Environmental Sequence Analysis
Environmental Sequence Analysis (10 weeks @ 2 hrs per week)
This course provides practical experience with, 16s rRNA amplicon sequencing and shotgun metagenomics. After a general overview, participants will be given a working introduction to command line, R-studio, and accessing and utilizing a computing infrastructure. Beginning with raw sequence data, students will then work through a series of hands-on exercises for profiling 16s rRNA sequences (using MOTHUR & DADA2) and determining the taxonomy and functional composition of metagenomic samples (using METAPHLAN2 & HUMANN2).
REDCap
Basic Workshop
Introduction to REDCap (1.5 hour workshop)
Learn how to:
- Collect sensitive data for research such as personal health/identifying information
- Build data collection instruments, collect data, view data, stats, and charts, and export data.

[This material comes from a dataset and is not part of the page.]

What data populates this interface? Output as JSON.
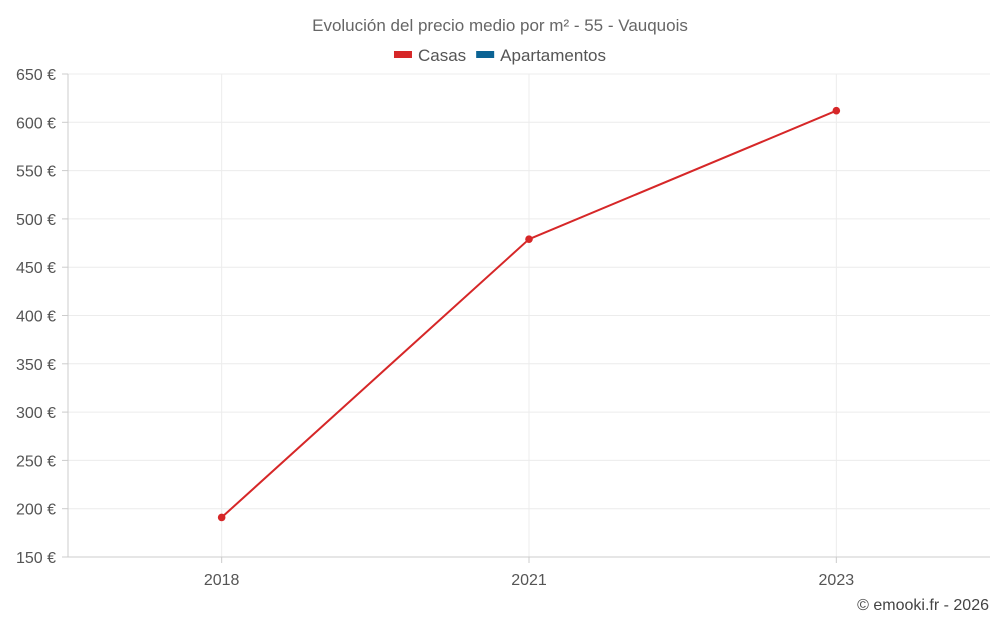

- Configure longitudinally to reuse data collection elements to more easily analyze data changes over time
- Safely make changes to your database without disrupting existing data
Intermediate Workshop
Surveys in REDCap (1.5 hour workshop)
Learn how to:
- Create projects with an xml file -Deploy surveys for participant data capture and different methods to distribute surveys
- Electronic consent (e-consent)
- Action tags to customize and improve the data entry experience
Primer for Computational Biology
Read Online at Open Oregon State
Open-Access & Free
Order Print Copy: Amazon, OSU Press
Scribble in the Margins
A Primer for Computational Biology aims to provide life scientists and students the skills necessary for research in a data-rich world. The text covers accessing and using remote servers via the command-line, writing programs and pipelines for data analysis, and provides useful vocabulary for interdisciplinary work. The book is broken into three parts:
Part I, Introduction to Unix/Linux: The command-line is the natural environment of scientific computing, and this part covers a wide range of topics, including logging in, working with files and directories, installing programs and writing scripts, and the powerful “pipe” operator for file and data manipulation.

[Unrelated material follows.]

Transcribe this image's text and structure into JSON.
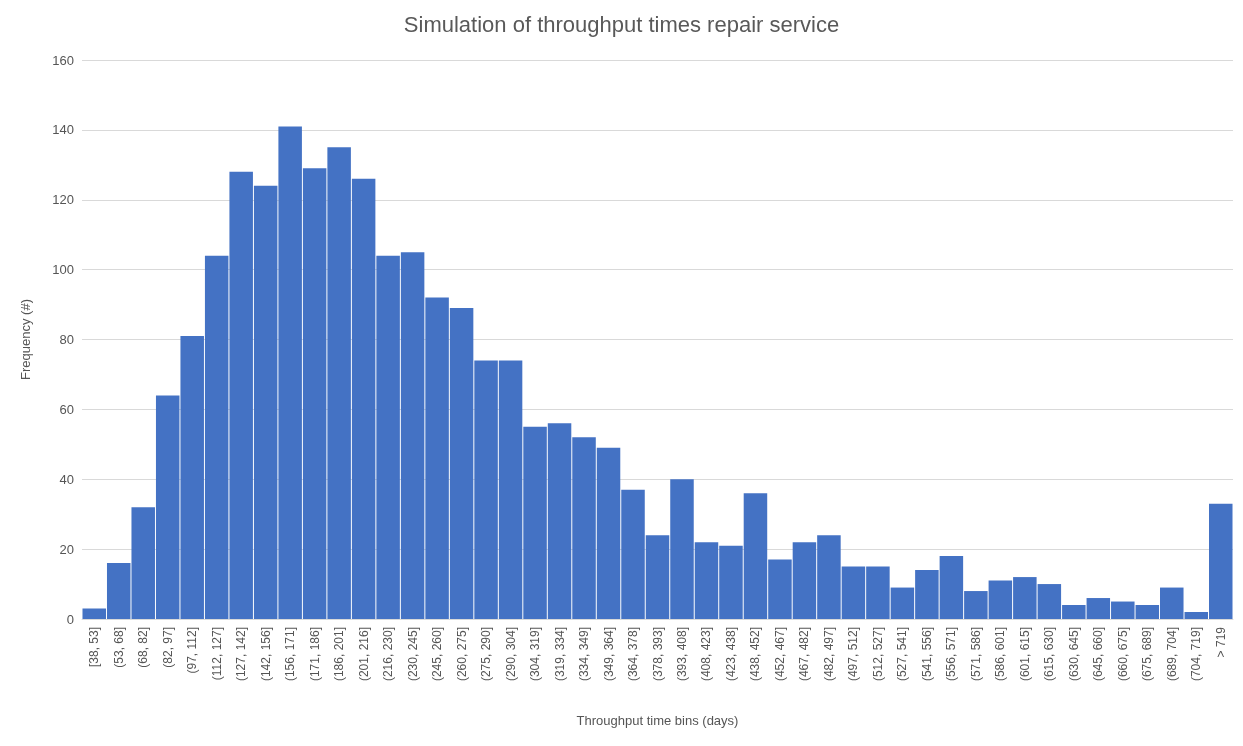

Part II, Programming in Python: Python is both a premier language for learning and a common choice in scientific software development. This part covers the basic concepts in programming (data types, if-statements and loops, functions) via examples of DNA-sequence analysis. This part also covers more complex subjects in software development such as objects and classes, modules, and APIs.

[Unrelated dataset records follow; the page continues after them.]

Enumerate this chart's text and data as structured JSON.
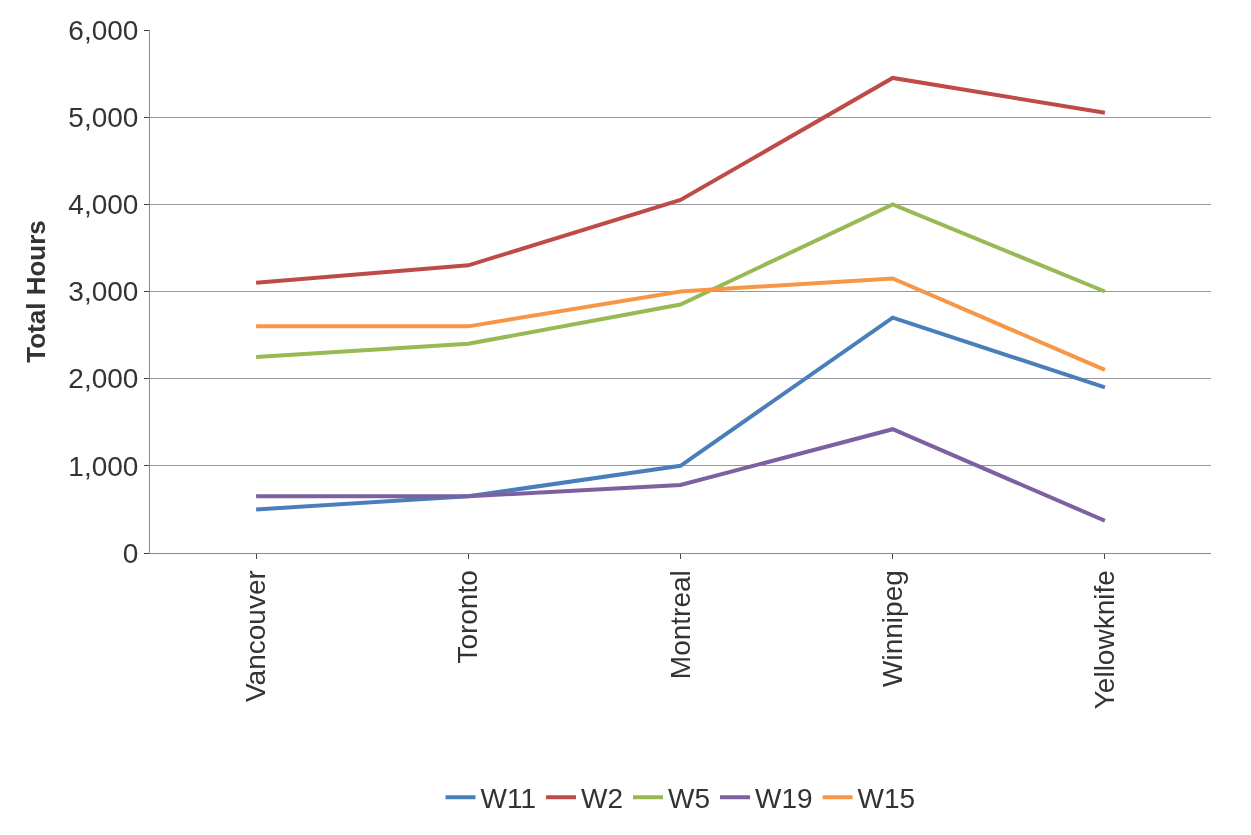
{
  "chart_data": {
    "type": "line",
    "ylabel": "Total Hours",
    "categories": [
      "Vancouver",
      "Toronto",
      "Montreal",
      "Winnipeg",
      "Yellowknife"
    ],
    "series": [
      {
        "name": "W11",
        "color": "#4a7ebb",
        "values": [
          500,
          650,
          1000,
          2700,
          1900
        ]
      },
      {
        "name": "W2",
        "color": "#be4b48",
        "values": [
          3100,
          3300,
          4050,
          5450,
          5050
        ]
      },
      {
        "name": "W5",
        "color": "#98b954",
        "values": [
          2250,
          2400,
          2850,
          4000,
          3000
        ]
      },
      {
        "name": "W19",
        "color": "#7d60a0",
        "values": [
          650,
          650,
          780,
          1420,
          370
        ]
      },
      {
        "name": "W15",
        "color": "#f79646",
        "values": [
          2600,
          2600,
          3000,
          3150,
          2100
        ]
      }
    ],
    "ylim": [
      0,
      6000
    ],
    "yticks": [
      0,
      {
        "value": 1000,
        "label": "1,000"
      },
      {
        "value": 2000,
        "label": "2,000"
      },
      {
        "value": 3000,
        "label": "3,000"
      },
      {
        "value": 4000,
        "label": "4,000"
      },
      {
        "value": 5000,
        "label": "5,000"
      },
      {
        "value": 6000,
        "label": "6,000"
      }
    ],
    "grid": "y",
    "legend": "bottom",
    "marker": "none",
    "line_style": "solid"
  }
}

Part III, Programming in R: The R language specializes in statistical data analysis, and is also quite useful for visualizing large datasets. This third part covers the basics of R as a programming language (data types, if-statements, functions, loops and when to use them) as well as techniques for large-scale, multi-test analyses. Other topics include S3 classes and data visualization with ggplot2.
About the Author
Shawn T. O’Neil earned a BS in computer science from Northern Michigan University, and later an MS and PhD in the same subject from the University of Notre Dame. His past and current research focuses on bioinformatics. O’Neil has developed and taught several courses in computational biology at both Notre Dame and Oregon State University.